Help is at hand for insolvency practitioners (IPs) who need clarification on the Regulator’s views on scheme trustee appointments and statutory notices. The Pensions Regulator recently released a statement intended to assist IPs to understand these two areas which are of particular relevance to them.
The statement deals with scheme trustee appointments in four areas:
- Employer insolvency: The Pensions Regulator highlights the fact that, under section 23 Pensions Act 1995, IPs have the power to appoint a trustee to a scheme but it is decided on a discretionary basis and will depend upon the scheme’s circumstances.
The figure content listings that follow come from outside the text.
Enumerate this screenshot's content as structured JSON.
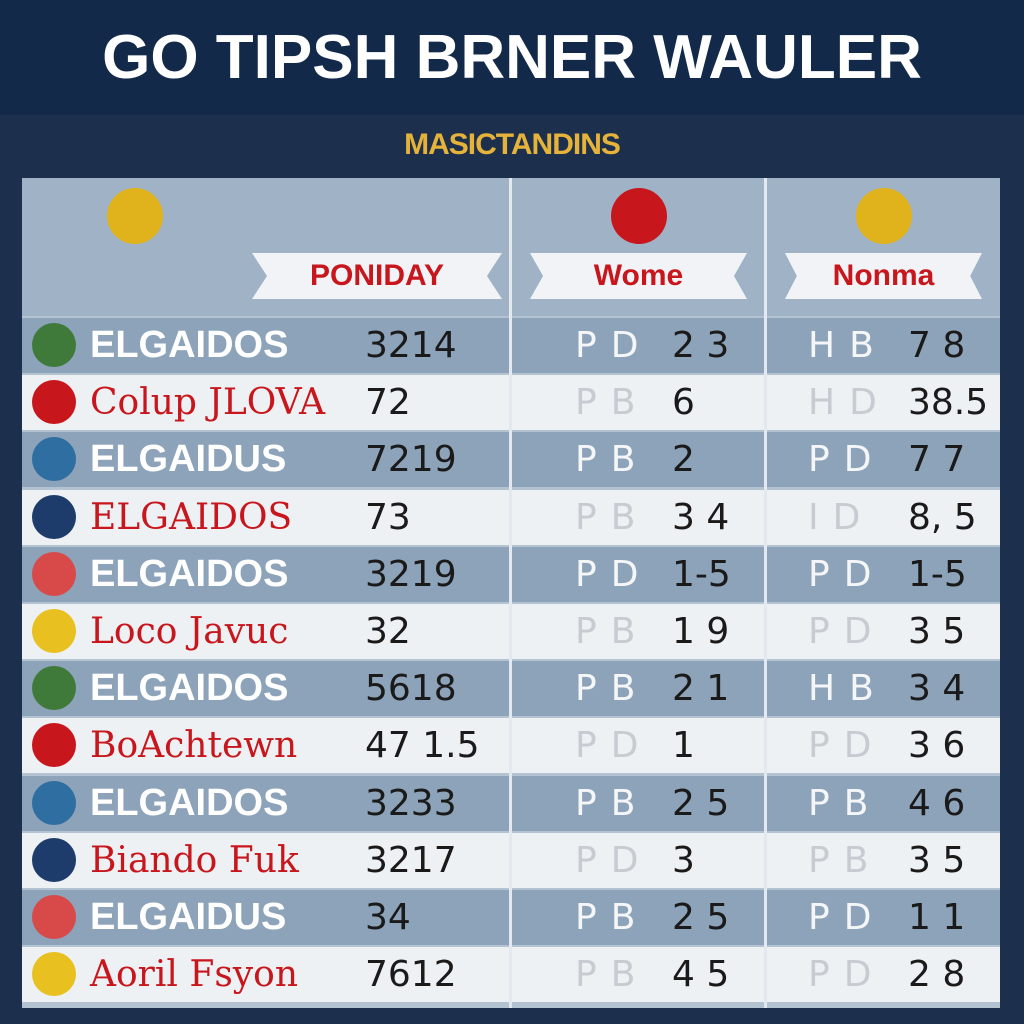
{
  "header": {
    "title": "GO TIPSH BRNER WAULER",
    "subtitle": "MASICTANDINS"
  },
  "table": {
    "columns": [
      "PONIDAY",
      "Wome",
      "Nonma"
    ],
    "rows": [
      {
        "name": "ELGAIDOS",
        "score": "3214",
        "c2": "PD",
        "v2": "2 3",
        "c3": "HB",
        "v3": "7 8"
      },
      {
        "name": "Colup JLOVA",
        "score": "72",
        "c2": "PB",
        "v2": "6",
        "c3": "HD",
        "v3": "38.5"
      },
      {
        "name": "ELGAIDUS",
        "score": "7219",
        "c2": "PB",
        "v2": "2",
        "c3": "PD",
        "v3": "7 7"
      },
      {
        "name": "ELGAIDOS",
        "score": "73",
        "c2": "PB",
        "v2": "3 4",
        "c3": "ID",
        "v3": "8, 5"
      },
      {
        "name": "ELGAIDOS",
        "score": "3219",
        "c2": "PD",
        "v2": "1-5",
        "c3": "PD",
        "v3": "1-5"
      },
      {
        "name": "Loco Javuc",
        "score": "32",
        "c2": "PB",
        "v2": "1 9",
        "c3": "PD",
        "v3": "3 5"
      },
      {
        "name": "ELGAIDOS",
        "score": "5618",
        "c2": "PB",
        "v2": "2 1",
        "c3": "HB",
        "v3": "3 4"
      },
      {
        "name": "BoAchtewn",
        "score": "47 1.5",
        "c2": "PD",
        "v2": "1",
        "c3": "PD",
        "v3": "3 6"
      },
      {
        "name": "ELGAIDOS",
        "score": "3233",
        "c2": "PB",
        "v2": "2 5",
        "c3": "PB",
        "v3": "4 6"
      },
      {
        "name": "Biando Fuk",
        "score": "3217",
        "c2": "PD",
        "v2": "3",
        "c3": "PB",
        "v3": "3 5"
      },
      {
        "name": "ELGAIDUS",
        "score": "34",
        "c2": "PB",
        "v2": "2 5",
        "c3": "PD",
        "v3": "1 1"
      },
      {
        "name": "Aoril Fsyon",
        "score": "7612",
        "c2": "PB",
        "v2": "4 5",
        "c3": "PD",
        "v3": "2 8"
      }
    ]
  }
}
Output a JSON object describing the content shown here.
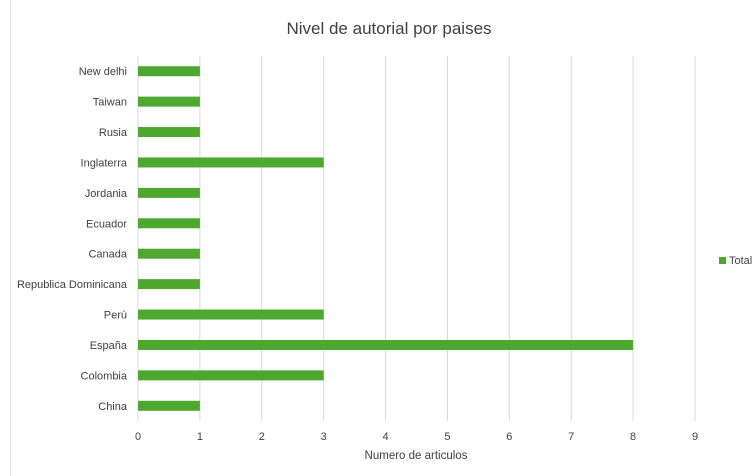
{
  "colors": {
    "bar": "#4ea72e",
    "grid": "#d9d9d9",
    "text": "#404040"
  },
  "chart_data": {
    "type": "bar",
    "orientation": "horizontal",
    "title": "Nivel de autorial por paises",
    "xlabel": "Numero de articulos",
    "ylabel": "",
    "xlim": [
      0,
      9
    ],
    "x_ticks": [
      0,
      1,
      2,
      3,
      4,
      5,
      6,
      7,
      8,
      9
    ],
    "grid": true,
    "legend_position": "right",
    "categories": [
      "New delhi",
      "Taiwan",
      "Rusia",
      "Inglaterra",
      "Jordania",
      "Ecuador",
      "Canada",
      "Republica Dominicana",
      "Perú",
      "España",
      "Colombia",
      "China"
    ],
    "series": [
      {
        "name": "Total",
        "values": [
          1,
          1,
          1,
          3,
          1,
          1,
          1,
          1,
          3,
          8,
          3,
          1
        ]
      }
    ]
  }
}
- IPs and trustees of an employer’s pension scheme: The statement lists some benefits to the IP, scheme members and creditors of the employer, when an IP considers the following two factors:
- exercising any employer power to appoint a new trustee
- acting as a trustee (on behalf of the insolvent employer where the employer was a trustee).
- IP appointing a trustee: The statement provides a useful breakdown of the criteria required to satisfy an IP when appointing a trustee. A trustee must:
- be able and willing to act
- be ‘independent’ to the extent that the selected trustee has no connections with the scheme, the employer or the IP
- be capable of discharging trustee duties
- charge professional fees which are reasonable (if indeed they charge fees at all). It is suggested that, if they do charge, the IP should investigate a fixed-fee appointment.
- IP acting as trustee: The statement provides examples where, although IPs are usually capable of carrying out the employer’s trustee function, there may be reasons why it is neither practical nor appropriate to do so.
The second point covered in the statement is the statutory obligations of the IPs to notify. It clarifies the ambiguity surrounding the obligation to notify under section 22 Pensions Act 1995 which applies, for example, where an IP begins to act in relation to the scheme’s employer. It also seeks to clarify the position on the duty under section 120 Pensions Act 2004 which applies where there is an insolvency event.
In summary, the Pensions Regulator states that, although it is the case that some events could trigger both these obligations, they each apply separately and therefore both need to be complied with. The Pensions Regulator suggests that, if IPs are unclear about when the obligations apply and what is required to comply with them, they obtain legal advice.